First some variable definitions:
set.seed(20131301)
repetitions <- 2000
numperval <- 3
numpergroup <- 15
miu <- 0
sd1 <- 1
sd2 <- 1
As we need two groups, we wrap the group generation stuff into a custom function. This is not necessary, but does help a bit in keeping the code clean an readable.
generateGroup <- function(repetitions, numperval, numpergroup, m, s) {
# Generate all data
data <- rnorm(repetitions*numperval*numpergroup, m, s)
# Build groups of 3:
data <- matrix(data, ncol=numperval)
# And generate the squared norm of those
data <- rowSums(data*data)
# Finally build a matrix with 15 columns, each column one dataset of numbers, each row one repetition
matrix(data, ncol=numpergroup)
}
Great, now we can generate random numbers for our group:
group1 <- generateGroup(repetitions, numperval, numpergroup, miu, sd1)
group2 <- generateGroup(repetitions, numperval, numpergroup, miu, sd2)
To compute the trimmed mean, we again utilize apply:
trimmedmeans_group1 <- apply(group1, 1, mean, trim=0.25)
trimmedmeans_group2 <- apply(group2, 1, mean, trim=0.25)
I used mean with the trim argument instead of sorting, throwing away and computing the mean.

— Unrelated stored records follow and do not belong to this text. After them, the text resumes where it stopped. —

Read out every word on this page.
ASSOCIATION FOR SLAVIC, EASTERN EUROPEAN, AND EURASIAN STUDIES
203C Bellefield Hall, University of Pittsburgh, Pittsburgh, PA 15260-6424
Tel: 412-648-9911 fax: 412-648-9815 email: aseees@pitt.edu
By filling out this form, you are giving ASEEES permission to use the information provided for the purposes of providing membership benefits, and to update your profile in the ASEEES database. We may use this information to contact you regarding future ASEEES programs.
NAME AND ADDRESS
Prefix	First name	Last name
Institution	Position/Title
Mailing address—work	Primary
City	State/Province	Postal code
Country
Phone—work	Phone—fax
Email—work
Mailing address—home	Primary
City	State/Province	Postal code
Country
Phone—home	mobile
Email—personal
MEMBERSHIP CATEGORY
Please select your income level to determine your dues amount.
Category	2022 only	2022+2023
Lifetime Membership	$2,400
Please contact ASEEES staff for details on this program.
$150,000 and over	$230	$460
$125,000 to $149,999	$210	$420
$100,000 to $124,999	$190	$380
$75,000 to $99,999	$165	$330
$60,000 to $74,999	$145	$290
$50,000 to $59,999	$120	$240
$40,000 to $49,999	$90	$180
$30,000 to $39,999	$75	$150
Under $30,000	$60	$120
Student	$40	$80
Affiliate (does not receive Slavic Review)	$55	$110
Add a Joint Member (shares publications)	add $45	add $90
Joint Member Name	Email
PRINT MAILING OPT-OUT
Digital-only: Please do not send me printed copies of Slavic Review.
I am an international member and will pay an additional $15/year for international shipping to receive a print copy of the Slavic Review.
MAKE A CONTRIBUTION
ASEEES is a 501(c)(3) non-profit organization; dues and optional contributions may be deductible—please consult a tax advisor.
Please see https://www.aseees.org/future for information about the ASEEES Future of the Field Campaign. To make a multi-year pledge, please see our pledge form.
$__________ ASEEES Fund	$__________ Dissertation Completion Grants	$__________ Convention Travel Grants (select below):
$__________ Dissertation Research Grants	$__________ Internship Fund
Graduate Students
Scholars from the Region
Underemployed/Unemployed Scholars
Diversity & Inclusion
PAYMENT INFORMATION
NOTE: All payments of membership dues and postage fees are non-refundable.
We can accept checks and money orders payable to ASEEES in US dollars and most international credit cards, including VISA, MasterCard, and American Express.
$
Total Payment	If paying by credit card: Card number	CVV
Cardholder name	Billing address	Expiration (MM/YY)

If you need the sorted numbers explicitly, you could do it by hand (just for one group, this time):
sorted <- t(apply(group1, 1, sort))
# We have to transpose as apply by default returns a matrix with each observation in one column. I chose the other way around above, so we stick with this convention and transpose.
Now, it would be easy to throw away the first and last two columns and generate the mean, if you want to do it manually.